NETHERLANDS - Dutch asset manager PGGM has stopped lending securities of all foreign financial institutions, IPE has learnt, following increased Dutch criticism of the practice of stock lending.

The decision, made on Monday evening, is in addition to existing PGGM policy not to lend stocks of Dutch-listed companies - among which are financials.

"[Monday] we decided that we will also stop the securities lending for foreign financials," the spokesman for PGGM - the newly-created asset manager of the second largest Dutch pension fund PFZW - told IPE in an interview.

It is a departure for the fund manager which said on Friday it would continue to lend shares: "Putting a stop to stock lending would have a disrupting effect on the market," the spokesman said on Friday.

That said, the company will continue the lending of all other shares as "in our view this aids the liquidity in the market", concluded PGGM.

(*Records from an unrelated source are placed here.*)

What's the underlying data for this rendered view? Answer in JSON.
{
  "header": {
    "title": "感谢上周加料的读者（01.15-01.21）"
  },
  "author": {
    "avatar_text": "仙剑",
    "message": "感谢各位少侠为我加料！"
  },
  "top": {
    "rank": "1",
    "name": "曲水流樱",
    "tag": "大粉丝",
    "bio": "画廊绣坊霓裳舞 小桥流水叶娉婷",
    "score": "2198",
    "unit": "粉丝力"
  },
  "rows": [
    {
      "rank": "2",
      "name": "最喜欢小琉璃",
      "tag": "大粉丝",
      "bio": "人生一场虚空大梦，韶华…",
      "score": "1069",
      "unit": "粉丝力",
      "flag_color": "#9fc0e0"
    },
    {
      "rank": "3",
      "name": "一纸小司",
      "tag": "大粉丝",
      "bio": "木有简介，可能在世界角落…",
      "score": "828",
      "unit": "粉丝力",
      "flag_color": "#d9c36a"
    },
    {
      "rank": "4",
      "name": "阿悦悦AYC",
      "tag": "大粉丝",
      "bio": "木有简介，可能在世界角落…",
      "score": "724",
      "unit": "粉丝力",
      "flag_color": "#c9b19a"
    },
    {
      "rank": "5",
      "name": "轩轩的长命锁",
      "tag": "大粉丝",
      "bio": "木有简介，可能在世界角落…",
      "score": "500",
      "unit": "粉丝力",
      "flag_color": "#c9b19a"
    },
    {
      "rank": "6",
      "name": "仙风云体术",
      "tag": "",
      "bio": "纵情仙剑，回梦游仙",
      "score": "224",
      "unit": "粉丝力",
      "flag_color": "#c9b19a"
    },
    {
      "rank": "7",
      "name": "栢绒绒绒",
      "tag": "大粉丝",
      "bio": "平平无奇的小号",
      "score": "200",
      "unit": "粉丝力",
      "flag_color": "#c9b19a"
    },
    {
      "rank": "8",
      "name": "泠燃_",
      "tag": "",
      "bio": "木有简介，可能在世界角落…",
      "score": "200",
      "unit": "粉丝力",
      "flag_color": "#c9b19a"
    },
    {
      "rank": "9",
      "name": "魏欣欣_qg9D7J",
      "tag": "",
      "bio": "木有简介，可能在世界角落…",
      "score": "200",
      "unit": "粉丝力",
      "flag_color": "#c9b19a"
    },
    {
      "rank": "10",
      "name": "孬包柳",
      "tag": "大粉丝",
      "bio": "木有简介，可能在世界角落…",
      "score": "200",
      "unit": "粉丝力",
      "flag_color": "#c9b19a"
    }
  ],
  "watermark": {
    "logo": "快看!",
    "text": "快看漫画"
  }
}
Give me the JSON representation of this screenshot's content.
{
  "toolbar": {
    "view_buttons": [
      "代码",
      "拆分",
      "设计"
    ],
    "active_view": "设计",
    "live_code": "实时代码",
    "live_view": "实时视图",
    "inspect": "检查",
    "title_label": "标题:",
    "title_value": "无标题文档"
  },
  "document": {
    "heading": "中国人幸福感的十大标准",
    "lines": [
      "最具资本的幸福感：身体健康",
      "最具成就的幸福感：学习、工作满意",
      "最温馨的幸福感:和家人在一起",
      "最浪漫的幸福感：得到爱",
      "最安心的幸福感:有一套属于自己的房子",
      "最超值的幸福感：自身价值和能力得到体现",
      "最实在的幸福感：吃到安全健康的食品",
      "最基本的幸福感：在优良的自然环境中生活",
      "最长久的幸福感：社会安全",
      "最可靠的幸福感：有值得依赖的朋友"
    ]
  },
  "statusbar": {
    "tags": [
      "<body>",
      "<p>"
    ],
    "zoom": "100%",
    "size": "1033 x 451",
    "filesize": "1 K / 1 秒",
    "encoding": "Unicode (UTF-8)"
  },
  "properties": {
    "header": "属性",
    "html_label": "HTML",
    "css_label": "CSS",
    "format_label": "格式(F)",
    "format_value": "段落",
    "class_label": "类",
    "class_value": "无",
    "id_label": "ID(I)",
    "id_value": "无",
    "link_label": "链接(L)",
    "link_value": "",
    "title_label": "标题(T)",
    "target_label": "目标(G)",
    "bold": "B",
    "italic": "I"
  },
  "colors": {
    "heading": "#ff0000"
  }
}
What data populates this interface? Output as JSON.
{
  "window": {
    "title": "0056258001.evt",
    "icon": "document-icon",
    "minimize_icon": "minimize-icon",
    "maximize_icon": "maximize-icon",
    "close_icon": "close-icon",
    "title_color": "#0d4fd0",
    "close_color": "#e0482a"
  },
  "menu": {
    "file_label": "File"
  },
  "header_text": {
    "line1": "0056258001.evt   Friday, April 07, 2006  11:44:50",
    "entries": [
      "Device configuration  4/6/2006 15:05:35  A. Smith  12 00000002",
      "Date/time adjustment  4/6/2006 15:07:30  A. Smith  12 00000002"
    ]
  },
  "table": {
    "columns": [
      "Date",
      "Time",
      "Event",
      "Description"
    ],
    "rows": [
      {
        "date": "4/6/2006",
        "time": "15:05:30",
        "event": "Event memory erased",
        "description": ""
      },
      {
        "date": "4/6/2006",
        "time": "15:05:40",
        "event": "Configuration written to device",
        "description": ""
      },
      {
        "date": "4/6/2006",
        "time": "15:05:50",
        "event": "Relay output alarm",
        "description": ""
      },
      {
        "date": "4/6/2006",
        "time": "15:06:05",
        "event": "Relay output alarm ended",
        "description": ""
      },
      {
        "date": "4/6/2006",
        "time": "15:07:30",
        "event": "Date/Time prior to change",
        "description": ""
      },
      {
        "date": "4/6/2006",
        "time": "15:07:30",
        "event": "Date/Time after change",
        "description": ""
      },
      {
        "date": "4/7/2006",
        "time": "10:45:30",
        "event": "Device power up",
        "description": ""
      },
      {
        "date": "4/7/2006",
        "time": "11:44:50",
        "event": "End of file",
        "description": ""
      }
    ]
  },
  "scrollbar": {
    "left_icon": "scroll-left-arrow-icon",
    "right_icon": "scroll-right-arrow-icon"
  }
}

APG - the newly-separated asset manager of the largest Dutch pension fund ABP - also stopped lending the stock it holds in some European and American financial institutions facing "downward pressure" on their share prices last Friday.

A spokesman told IPE this week the organisation sees no reason to stop the stock lending on all shares, despite earlier criticism suggesting stock lending constitutes extreme short-term thinking and while returns are not viable.

PME, the third-largest Dutch pension fund, commented today it has not made any significant changes to its stock and bond lending.

"We have, of course, complied to the request of [financial regulators] AFM/DNB to stop the lending of shares of financial companies that are listed on Euronext," said a spokeswoman.

The Dutch regulators AFM and DNB announced on Monday morning they would ban naked short-selling of financial stocks - the practice of selling a stock short without first borrowing the shares or ensuring the shares can be borrowed - for the next three months to increase the stability of financial markets.

The Netherlands was the latest of a number of European countries to have clamped down on the practice of selling borrowed shares in hopes of buying them back cheaper and pocketing the difference, as Belgium, France, Germany, Switzerland and the UK have all made similar moves.